A failed attempt to re-curl his hair, with actual pink curlers (a process his brother photographs for future blackmail), results in Don King style hair for Cory. He’s crippled with embarrassment over another hair disaster, but is back in school for his planned civil protest as promised. He handcuffs himself to the others in a chain across the hall, blocking the “only exit to freedom” for their fellow students on the Friday afternoon (forcing them to sign the Mrs. Rosemead petition in order to pass). The plan works perfectly, after a brief threat of violence (by Spike from Little Giants, with a bitchin’ mullet!), and the elder librarian’s job is presumably saved (things tended to work out for the better, particularly early in this series). The need to stand up for what you believe in, and in not caring what other people think, is illustrated to Cory and the audience.

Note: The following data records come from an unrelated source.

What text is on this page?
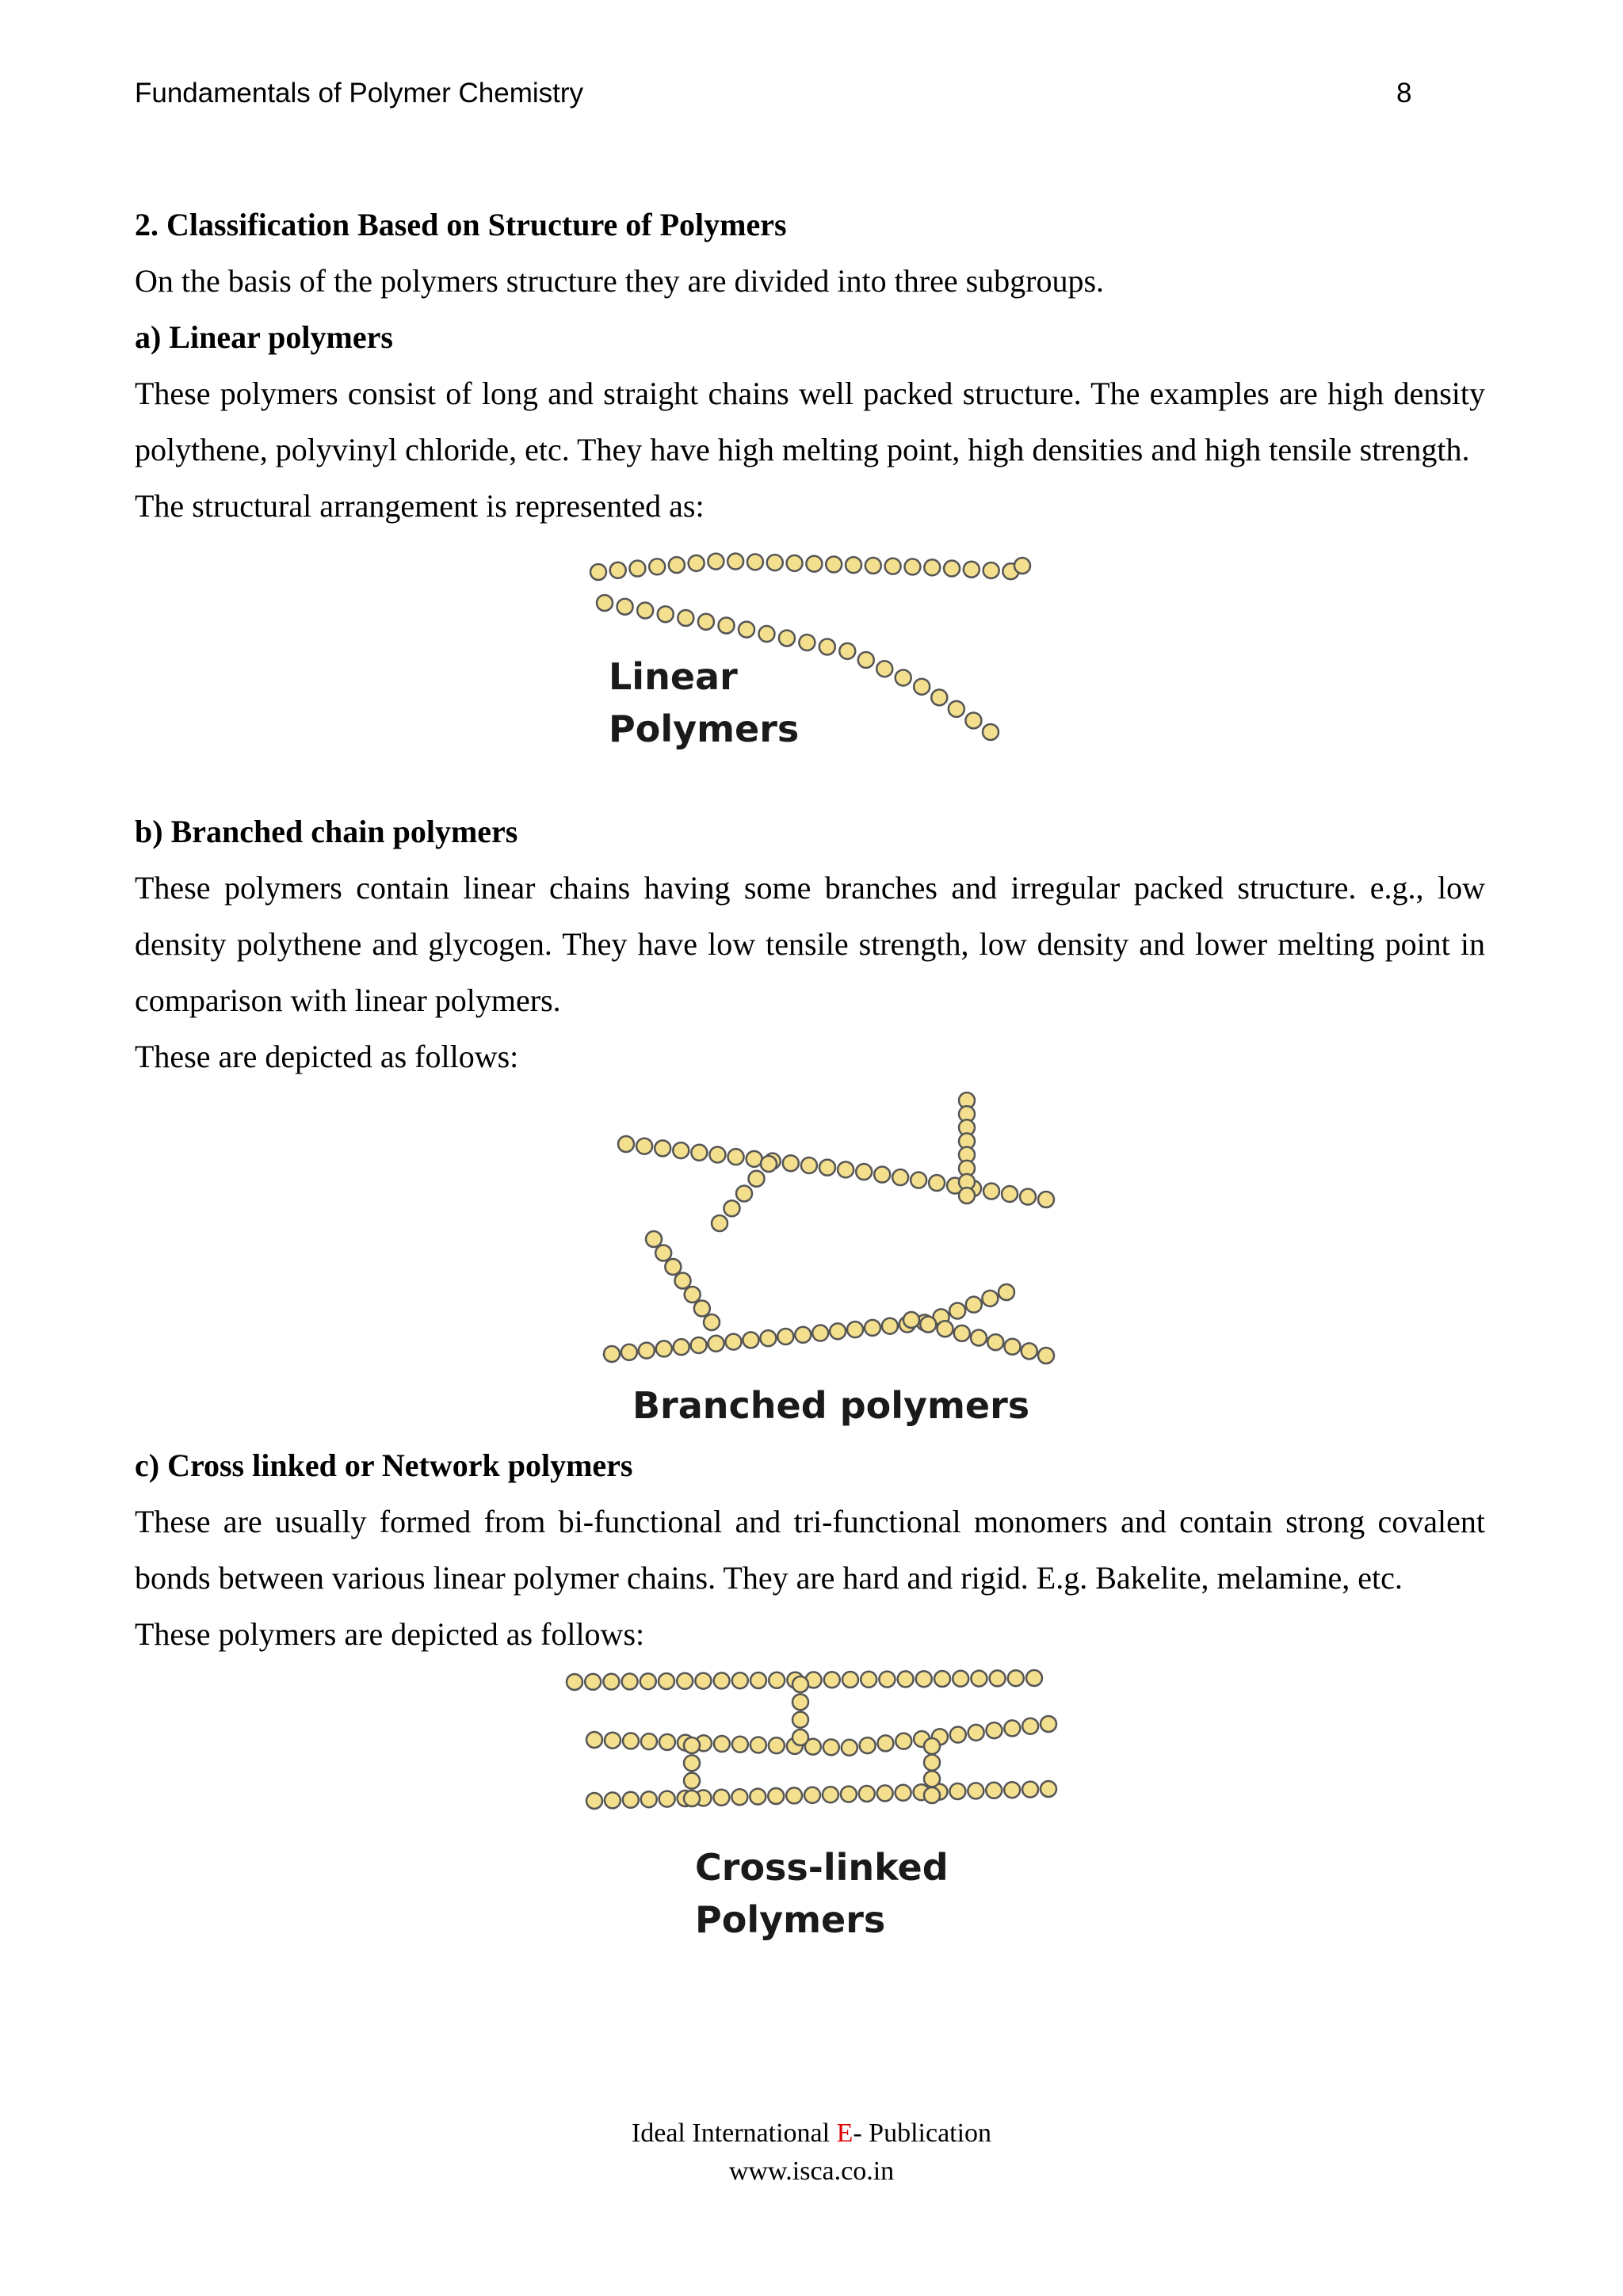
Fundamentals of Polymer Chemistry	8

2. Classification Based on Structure of Polymers

On the basis of the polymers structure they are divided into three subgroups.

a) Linear polymers

These polymers consist of long and straight chains well packed structure. The examples are high density polythene, polyvinyl chloride, etc. They have high melting point, high densities and high tensile strength.

The structural arrangement is represented as:

Linear
Polymers

b) Branched chain polymers

These polymers contain linear chains having some branches and irregular packed structure. e.g., low density polythene and glycogen. They have low tensile strength, low density and lower melting point in comparison with linear polymers.

These are depicted as follows:

Branched polymers

c) Cross linked or Network polymers

These are usually formed from bi-functional and tri-functional monomers and contain strong covalent bonds between various linear polymer chains. They are hard and rigid. E.g. Bakelite, melamine, etc.

These polymers are depicted as follows:

Cross-linked
Polymers
Ideal International E- Publication
www.isca.co.in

As Cory the hero reflects on his bold move, Topanga waxes poetic about bravery and the lack of importance of superficial beauty. She notes that neither of them has had a first kiss, and how it would be interesting if his first kiss happened “when you thought you looked weird.” The hormonally nervous Cory fidgets, handcuffed to the lockers still, as she continues that such a scenario would teach him that it’s “not what you look like on the outside that matters.” Topanga then plants a smooch on Cory, the crowd bellows, and our main character is left as awestruck as his shocked hair.

Cory doesn’t magically stop giving a fuck what people think of him, just because he has his first kiss and a few days with goofy hair. He’s able to restore his hair to its curly glory by episode’s end, and is back sitting with his original friends over the “weird” table. He was still incredibly self conscious and unsure of himself, like all kids that age are, and would still have crises of identity throughout his youth. But he learned the first of many lessons on living your life without concern for others perceptions, which is as difficult a thing to accept as any when growing up (or throughout life).

And Cory and Topanga kissed! For the first time!! And frankly it was fucking adorable. This was the defining couple and depiction of love for a generation growing up, and the beginning of that is a pretty big milestone. The show may have acted like the two were pre-ordained to be together forever in later years, and mysteriously forgotten Topanga’s bizzare, neo-hippie behavior early on. But there was always that spark and draw between them, at least, and this episode put an exclamation point on that introduction.

One comment

  1. Did he chemically straighten his hair or just blow it out? If it was the former, he IS lucky it didn’t all fall out – white people should not be relaxing their hair! But if it was the latter, he could have, you know… just wet it, and it’d curl right back up.

    And yes, I know I just saw the episode a few weeks ago, but I can’t remember the details, shut up, jrc I hate you.